When asked what she would say to voters who want to be sure they’re voting in the best interests of a consensus formed by Indigenous leaders from across the country, and think that the Uluru Statement is the most solid consensus they’ve seen yet, Thorpe said: “First Nations people have been fighting for treaty for decades.

“It’s what our elders have marched for, it’s been on banners at protests. It’s what we were promised by Bob Hawke’s Labor government in the ’80s and it’s still unfinished business today.

“Delegates at the Yulara Convention were selected, not democratically elected by the people.” 

Growing calls for truth and treaty to come before a constitutionally enshrined Voice have added to the headwinds faced by Prime Minister Anthony Albanese as he looks to send voters to the polls for a referendum later this year. 

The calls intensified after Albanese said the framework would be “subservient” to Parliament.

Since the beginning of the calendar year, he has faced almost daily challenges from Opposition Leader Peter Dutton to provide detail. Last week he called on Labor to first legislate the framework before taking it to a referendum, to “demonstrate to Australians how it can work”.

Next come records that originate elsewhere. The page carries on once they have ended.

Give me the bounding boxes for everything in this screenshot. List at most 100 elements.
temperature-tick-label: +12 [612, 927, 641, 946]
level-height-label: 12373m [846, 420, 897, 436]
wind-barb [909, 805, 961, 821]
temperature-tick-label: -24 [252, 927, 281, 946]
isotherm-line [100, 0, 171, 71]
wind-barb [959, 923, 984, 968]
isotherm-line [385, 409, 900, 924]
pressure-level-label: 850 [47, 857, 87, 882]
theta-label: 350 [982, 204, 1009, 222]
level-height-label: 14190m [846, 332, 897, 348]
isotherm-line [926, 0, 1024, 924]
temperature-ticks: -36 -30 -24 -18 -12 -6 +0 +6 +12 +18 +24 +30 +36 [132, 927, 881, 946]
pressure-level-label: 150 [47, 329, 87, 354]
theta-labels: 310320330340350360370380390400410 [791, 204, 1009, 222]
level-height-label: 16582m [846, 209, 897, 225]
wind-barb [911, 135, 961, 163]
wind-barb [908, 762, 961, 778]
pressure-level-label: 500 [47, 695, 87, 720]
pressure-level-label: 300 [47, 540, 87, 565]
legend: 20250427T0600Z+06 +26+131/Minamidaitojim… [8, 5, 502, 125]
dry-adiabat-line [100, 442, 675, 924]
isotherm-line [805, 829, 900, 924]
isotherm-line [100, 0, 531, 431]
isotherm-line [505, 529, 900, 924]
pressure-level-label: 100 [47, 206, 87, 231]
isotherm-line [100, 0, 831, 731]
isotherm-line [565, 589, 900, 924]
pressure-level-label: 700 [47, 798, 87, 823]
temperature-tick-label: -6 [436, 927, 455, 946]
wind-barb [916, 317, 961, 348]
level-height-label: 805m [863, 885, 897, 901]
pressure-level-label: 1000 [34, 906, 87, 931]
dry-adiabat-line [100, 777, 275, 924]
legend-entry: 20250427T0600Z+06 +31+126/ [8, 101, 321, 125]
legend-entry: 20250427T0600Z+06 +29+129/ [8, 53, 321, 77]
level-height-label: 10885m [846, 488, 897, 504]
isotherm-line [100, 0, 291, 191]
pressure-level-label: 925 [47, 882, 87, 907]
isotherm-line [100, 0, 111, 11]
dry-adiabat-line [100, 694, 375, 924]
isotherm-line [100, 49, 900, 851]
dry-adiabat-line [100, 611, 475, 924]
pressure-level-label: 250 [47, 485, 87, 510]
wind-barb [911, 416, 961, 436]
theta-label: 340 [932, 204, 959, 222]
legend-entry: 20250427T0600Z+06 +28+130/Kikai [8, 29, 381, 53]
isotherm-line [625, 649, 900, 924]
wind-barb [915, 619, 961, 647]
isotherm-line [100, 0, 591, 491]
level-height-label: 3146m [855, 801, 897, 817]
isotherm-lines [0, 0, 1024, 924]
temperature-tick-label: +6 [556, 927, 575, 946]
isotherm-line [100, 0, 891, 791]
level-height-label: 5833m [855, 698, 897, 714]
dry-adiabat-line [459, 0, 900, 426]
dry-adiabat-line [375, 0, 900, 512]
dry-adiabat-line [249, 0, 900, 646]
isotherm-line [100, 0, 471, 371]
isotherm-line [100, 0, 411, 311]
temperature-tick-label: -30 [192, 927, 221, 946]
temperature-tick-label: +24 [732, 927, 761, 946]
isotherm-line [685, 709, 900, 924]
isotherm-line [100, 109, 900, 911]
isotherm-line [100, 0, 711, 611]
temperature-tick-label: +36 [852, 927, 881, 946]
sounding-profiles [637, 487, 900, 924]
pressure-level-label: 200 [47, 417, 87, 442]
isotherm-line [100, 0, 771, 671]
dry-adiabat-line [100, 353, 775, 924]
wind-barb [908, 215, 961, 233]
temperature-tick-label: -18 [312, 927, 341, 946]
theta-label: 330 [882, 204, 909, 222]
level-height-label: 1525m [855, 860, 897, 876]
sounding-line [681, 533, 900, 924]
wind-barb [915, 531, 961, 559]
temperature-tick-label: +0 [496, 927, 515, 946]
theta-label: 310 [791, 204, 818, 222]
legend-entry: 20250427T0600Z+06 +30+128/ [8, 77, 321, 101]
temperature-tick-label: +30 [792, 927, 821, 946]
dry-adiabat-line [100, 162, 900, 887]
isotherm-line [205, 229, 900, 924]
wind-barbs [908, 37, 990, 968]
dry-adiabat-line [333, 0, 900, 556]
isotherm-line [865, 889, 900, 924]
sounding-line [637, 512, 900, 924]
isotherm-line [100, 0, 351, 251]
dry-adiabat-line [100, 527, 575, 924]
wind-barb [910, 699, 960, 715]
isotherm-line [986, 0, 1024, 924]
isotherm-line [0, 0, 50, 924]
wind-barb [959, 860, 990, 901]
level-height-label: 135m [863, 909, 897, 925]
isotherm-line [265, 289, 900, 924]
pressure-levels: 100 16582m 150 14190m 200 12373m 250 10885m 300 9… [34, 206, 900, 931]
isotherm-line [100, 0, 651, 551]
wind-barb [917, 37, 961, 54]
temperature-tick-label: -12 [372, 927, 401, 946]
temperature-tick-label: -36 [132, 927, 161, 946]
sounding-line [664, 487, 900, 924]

The Liberal Party has yet to offer support to the Yes or No case for a constitutionally enshrined Voice, the Nationals came out in opposition late last year, and the Greens’ full support hangs in the balance.

According to a Resolve Political Monitor poll commissioned by the Nine papers and released on Tuesday, support for the Voice has fallen from 53% to 47%, and just 13% said they’d feel confident enough to explain it to a friend. 

The framework’s biggest supporters are Greens voters, of whom 51% said they were a “definite Yes”; 34% of Labor voters also were also committed to the Yes camp, but just 10% of Coalition voters said they’d follow suit.